Symphony No. 8 in D Minor: Scherzo Alla Marcia
Ralph Vaughan Williams (1872-1958)
As with the Russians, the symphony became a “big statement” for 20th century English composers, who, following a long period of relative musical eclipse (following the age of William Boyce), were bringing about the revival of English music, producing a rich harvest of symphonies by such composers as Elgar, Bax, Brian, Walton, Bliss, Britten, and Tippett. Most impressive of all were the nine symphonies of Vaughan Williams, extending from the massive choral “Sea Symphony” of 1910 to the haunting Ninth Symphony of 1958. The Eight (1956) is the most youthful and relaxed of the set, amazingly inventive in its exploration of instrumental colour for a composer nearly 84 years of age. Opening with a variations movement for full orchestra, there follows an a Scherzo movement for winds and brass, a slow movement for strings alone, and a rambunctious concluding Toccata for full orchestra using (as the composer put it) “all the spiels and gongs” of the percussion section.

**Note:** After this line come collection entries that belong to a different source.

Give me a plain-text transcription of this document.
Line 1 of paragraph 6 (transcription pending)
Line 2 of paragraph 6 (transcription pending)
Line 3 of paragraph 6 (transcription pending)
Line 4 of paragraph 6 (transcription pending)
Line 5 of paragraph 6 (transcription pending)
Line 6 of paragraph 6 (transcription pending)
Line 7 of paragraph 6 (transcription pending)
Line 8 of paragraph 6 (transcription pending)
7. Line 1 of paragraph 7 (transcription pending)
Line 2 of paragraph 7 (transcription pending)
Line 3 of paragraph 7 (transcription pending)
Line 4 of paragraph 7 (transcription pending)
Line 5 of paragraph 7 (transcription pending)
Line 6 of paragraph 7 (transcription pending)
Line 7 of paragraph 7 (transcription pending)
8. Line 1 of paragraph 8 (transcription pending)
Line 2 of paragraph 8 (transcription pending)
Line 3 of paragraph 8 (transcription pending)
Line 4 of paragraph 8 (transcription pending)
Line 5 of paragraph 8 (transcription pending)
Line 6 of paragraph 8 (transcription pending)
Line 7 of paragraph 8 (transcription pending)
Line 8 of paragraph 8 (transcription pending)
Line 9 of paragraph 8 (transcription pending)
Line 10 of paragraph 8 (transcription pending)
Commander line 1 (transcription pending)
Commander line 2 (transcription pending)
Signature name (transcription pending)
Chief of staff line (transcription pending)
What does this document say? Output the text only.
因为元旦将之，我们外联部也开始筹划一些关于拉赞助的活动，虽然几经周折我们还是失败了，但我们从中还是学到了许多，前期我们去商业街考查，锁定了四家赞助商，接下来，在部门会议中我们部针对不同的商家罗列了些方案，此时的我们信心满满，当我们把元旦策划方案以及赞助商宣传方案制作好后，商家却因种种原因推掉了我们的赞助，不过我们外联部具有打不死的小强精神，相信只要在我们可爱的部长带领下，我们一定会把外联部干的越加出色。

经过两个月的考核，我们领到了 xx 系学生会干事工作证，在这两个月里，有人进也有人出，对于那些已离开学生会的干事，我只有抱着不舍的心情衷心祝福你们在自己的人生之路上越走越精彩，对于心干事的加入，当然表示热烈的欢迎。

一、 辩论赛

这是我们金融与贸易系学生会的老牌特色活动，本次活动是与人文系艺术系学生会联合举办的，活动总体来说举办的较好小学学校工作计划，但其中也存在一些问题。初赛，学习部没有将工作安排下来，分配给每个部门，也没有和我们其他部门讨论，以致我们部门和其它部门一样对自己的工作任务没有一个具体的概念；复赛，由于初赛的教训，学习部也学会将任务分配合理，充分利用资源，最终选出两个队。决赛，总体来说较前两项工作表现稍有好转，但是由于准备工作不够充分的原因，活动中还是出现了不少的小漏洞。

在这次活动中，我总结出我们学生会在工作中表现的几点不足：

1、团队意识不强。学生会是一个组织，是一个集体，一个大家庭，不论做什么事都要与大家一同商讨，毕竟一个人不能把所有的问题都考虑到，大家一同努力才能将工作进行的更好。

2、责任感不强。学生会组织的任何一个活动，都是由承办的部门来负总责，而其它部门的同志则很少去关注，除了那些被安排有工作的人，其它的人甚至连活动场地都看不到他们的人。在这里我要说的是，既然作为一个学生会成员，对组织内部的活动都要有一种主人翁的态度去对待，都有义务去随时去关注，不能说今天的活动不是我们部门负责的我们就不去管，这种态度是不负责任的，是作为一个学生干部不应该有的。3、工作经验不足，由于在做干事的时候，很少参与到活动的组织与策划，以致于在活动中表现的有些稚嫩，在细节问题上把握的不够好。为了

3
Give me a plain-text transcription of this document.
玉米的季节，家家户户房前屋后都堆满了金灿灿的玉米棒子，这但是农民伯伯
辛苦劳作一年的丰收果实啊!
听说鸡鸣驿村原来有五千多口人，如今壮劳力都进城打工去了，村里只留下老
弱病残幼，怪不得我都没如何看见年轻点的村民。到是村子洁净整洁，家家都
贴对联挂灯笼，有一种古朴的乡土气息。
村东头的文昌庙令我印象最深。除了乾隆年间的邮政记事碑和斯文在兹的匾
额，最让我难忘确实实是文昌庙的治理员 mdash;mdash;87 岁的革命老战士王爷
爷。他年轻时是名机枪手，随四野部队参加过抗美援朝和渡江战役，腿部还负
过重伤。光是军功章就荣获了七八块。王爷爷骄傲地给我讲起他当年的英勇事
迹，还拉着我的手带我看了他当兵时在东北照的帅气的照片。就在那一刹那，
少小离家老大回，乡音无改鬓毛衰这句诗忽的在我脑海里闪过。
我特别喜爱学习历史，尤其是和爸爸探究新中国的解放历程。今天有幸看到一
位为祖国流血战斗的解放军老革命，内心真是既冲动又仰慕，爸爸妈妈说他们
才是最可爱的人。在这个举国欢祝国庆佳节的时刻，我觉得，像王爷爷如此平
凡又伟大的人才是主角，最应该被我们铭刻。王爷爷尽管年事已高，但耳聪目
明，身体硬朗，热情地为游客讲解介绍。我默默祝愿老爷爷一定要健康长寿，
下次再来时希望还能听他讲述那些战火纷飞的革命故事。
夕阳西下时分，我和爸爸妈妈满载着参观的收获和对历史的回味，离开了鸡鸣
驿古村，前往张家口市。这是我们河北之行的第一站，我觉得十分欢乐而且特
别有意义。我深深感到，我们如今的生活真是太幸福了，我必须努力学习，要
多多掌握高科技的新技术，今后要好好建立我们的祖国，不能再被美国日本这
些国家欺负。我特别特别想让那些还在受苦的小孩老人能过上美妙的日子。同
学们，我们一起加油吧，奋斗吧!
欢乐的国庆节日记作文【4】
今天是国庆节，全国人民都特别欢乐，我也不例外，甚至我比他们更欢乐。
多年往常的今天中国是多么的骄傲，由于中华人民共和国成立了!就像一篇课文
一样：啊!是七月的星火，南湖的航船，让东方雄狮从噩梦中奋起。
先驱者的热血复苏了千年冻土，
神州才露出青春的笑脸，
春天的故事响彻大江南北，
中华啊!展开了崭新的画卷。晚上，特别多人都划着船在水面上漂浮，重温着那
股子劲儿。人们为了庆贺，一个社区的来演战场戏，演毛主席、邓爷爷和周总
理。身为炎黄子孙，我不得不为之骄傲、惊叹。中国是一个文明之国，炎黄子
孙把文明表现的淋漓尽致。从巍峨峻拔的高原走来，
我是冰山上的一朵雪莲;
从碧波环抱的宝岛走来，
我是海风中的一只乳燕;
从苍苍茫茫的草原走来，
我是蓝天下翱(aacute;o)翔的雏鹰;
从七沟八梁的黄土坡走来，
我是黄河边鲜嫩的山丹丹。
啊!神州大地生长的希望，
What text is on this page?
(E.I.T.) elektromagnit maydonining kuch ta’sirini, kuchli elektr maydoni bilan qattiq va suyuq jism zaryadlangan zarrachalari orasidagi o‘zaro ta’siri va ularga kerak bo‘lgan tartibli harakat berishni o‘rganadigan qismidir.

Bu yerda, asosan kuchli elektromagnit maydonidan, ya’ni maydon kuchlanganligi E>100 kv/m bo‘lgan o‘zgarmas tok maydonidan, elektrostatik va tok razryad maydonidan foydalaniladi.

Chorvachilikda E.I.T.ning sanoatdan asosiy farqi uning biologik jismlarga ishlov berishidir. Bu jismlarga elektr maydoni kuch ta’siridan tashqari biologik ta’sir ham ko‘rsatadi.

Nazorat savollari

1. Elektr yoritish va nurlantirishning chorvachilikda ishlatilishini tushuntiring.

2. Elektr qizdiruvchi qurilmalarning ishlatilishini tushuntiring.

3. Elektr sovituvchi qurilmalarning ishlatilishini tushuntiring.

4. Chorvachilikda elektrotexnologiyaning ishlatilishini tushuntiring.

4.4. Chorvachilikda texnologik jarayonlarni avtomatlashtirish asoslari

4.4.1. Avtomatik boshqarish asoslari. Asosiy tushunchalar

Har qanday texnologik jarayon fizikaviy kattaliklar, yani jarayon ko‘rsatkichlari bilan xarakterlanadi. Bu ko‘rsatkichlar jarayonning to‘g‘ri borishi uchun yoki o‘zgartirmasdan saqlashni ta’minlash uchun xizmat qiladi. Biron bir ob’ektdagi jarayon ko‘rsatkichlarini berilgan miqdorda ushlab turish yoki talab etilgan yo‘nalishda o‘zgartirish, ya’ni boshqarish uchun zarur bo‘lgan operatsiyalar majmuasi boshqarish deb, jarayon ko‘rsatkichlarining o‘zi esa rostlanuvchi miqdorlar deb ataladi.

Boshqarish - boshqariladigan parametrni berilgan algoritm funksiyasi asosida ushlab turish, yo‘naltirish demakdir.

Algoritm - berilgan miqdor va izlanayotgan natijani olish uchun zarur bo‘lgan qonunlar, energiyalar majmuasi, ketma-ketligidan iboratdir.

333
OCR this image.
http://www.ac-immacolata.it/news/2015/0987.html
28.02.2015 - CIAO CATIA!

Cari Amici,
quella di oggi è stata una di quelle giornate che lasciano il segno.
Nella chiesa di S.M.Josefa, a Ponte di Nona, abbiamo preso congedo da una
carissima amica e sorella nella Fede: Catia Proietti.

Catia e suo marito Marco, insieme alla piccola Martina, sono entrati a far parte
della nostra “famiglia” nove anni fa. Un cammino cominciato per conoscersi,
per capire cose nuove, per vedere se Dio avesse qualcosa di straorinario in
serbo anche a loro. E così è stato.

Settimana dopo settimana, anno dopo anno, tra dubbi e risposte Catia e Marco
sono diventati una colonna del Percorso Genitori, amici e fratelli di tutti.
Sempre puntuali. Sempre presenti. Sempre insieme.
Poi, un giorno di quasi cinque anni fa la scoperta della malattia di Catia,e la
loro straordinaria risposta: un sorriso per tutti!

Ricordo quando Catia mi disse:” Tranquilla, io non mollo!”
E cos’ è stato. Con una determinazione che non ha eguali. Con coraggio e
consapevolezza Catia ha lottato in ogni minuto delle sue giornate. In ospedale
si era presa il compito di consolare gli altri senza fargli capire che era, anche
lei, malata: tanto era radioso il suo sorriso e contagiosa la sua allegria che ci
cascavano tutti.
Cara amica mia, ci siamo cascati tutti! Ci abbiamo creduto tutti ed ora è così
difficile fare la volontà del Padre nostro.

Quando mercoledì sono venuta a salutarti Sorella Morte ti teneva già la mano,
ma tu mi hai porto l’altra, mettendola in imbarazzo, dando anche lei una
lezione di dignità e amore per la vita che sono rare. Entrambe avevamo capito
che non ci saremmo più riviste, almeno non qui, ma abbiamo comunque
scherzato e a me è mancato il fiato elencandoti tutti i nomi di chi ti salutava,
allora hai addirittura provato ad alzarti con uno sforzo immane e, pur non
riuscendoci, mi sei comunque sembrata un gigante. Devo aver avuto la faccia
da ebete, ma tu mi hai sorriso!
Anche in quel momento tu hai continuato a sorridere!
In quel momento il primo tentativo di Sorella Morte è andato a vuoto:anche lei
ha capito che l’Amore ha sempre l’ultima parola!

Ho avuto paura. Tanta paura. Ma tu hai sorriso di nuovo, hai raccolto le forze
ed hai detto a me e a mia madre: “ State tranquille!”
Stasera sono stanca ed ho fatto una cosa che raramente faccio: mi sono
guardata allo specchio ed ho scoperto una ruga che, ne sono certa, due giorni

Marked “Alla Marcia,” the Scherzo opens with spiky little tune coiling through the bassoons against a prickly muted brass background, soon leading to a contrasting trumpet solo, which in its vinegary way seems evocative of well-remembered music heard on Sundays afternoons by a brass band playing in a park. The main tune rounds out the Scherzo section, with the winds skirling away with great energy, the music full of sharply-etched contours, bright colours and rhythmic swagger. The Trio is a brief, loping, folksong-like melody, the winds taking the lead against soft punctuation in the trumpets. The Scherzo section returns, boiled down to an echo of its earlier form, sinking into a hush, ending with a fingersnap.